In all three Ravnica blocks, the Izzet League features a new and unique mechanic, and Izzet cards are usually either crazy instants and sorceries, or permanents that care about these cards. Izzet decks don't win through brute force; they are tempo decks that disrupt the opponent and slow them down with blue mana, then recklessly deal damage and attack with high-powered creatures with the power of red. Izzet decks are unpredictable, rash, and clever, embodying the unusual blend of blue and red.

In the Guildpact set, Izzet cards used the Replicate mechanic, which allows an instant or sorcery to be duplicated any number of times, so long as the Replicate cost is paid each time.

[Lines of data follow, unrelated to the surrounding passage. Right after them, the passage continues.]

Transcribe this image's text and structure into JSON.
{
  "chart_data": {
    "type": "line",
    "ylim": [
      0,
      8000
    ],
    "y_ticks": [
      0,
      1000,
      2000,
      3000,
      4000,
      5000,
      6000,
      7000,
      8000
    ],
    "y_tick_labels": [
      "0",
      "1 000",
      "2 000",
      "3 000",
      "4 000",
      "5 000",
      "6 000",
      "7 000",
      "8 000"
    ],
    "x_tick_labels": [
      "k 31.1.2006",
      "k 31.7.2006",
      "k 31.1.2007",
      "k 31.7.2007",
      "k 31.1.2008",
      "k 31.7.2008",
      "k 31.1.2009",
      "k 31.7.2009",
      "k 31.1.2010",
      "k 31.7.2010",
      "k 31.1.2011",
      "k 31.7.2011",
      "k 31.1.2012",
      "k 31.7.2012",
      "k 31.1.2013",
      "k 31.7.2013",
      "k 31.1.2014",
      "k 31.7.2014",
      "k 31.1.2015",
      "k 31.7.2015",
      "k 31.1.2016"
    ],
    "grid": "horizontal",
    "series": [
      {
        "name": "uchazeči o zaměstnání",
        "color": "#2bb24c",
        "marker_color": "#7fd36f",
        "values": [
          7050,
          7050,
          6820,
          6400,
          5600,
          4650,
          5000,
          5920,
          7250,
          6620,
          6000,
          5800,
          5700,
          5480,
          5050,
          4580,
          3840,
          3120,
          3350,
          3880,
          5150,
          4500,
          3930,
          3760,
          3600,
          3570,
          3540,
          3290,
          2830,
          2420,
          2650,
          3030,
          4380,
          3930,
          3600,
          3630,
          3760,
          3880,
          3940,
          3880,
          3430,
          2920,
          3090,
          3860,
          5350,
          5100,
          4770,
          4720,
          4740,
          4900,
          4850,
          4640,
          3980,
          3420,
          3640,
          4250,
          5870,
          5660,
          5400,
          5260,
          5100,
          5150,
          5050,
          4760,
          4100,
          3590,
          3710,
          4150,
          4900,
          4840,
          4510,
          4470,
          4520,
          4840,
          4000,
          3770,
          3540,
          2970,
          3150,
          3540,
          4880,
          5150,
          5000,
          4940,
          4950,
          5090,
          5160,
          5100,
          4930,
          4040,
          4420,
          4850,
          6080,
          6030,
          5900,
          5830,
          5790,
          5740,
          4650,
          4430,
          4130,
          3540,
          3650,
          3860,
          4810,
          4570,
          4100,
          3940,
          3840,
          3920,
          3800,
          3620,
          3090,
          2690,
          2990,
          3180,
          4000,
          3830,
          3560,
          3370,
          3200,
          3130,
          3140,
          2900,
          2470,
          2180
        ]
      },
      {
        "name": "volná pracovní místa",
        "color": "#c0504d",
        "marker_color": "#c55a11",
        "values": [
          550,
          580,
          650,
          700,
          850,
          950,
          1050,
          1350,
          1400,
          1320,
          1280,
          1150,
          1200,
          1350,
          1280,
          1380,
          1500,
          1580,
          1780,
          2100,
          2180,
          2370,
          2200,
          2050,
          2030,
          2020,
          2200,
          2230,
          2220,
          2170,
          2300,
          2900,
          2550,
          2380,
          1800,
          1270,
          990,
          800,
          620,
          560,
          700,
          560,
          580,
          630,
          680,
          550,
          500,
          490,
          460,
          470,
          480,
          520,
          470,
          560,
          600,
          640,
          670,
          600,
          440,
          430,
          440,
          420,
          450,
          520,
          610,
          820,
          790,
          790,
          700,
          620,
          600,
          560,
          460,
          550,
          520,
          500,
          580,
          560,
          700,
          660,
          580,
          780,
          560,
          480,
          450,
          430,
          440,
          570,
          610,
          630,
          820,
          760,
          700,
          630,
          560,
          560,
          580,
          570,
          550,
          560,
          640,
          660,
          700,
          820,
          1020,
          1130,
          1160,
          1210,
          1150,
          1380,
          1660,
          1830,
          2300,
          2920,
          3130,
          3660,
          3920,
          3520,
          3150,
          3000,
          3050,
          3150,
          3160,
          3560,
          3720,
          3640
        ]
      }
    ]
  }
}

For example, Thunderheads is an instant that can create a temporary 3/3 blue Weird creature token, and it has Replicate 2U. If the player spends 4UU, then they cast this spell twice, and if they pay 6UUU, they end up with three of those tokens.

Return to Ravnica, meanwhile, brought the Overload mechanic into the fore, and each Overload card ordinarily selects a single target when cast. But if the Overload cost is paid instead, then the card will target every permanent of the appropriate type. For example, Mizzium Mortars is a sorcery that costs 1R to deal 4 damage to a creature you don't control, but if you pay the 3RRR Overload cost, you deal 4 damage to each creature you don't control, creating a one-sided boardwipe.

Finally, Guilds of Ravnica added the Jump-start mechanic, a variation of Retrace (from Eventide). An instant or sorcery with Jump-start may be cast from the graveyard once its mana cost is paid and a card is discarded from your hand, and then the Jump-start card is cast and exiled upon being resolved. This works well with self-mill strategies, to fill up the graveyard with cards that can be cast once each.

The Izzet League rewards reckless creativity, flexible thinking and daring innovation, and an Izzet deck will confuse and burn away anything that gets in the way of mad science.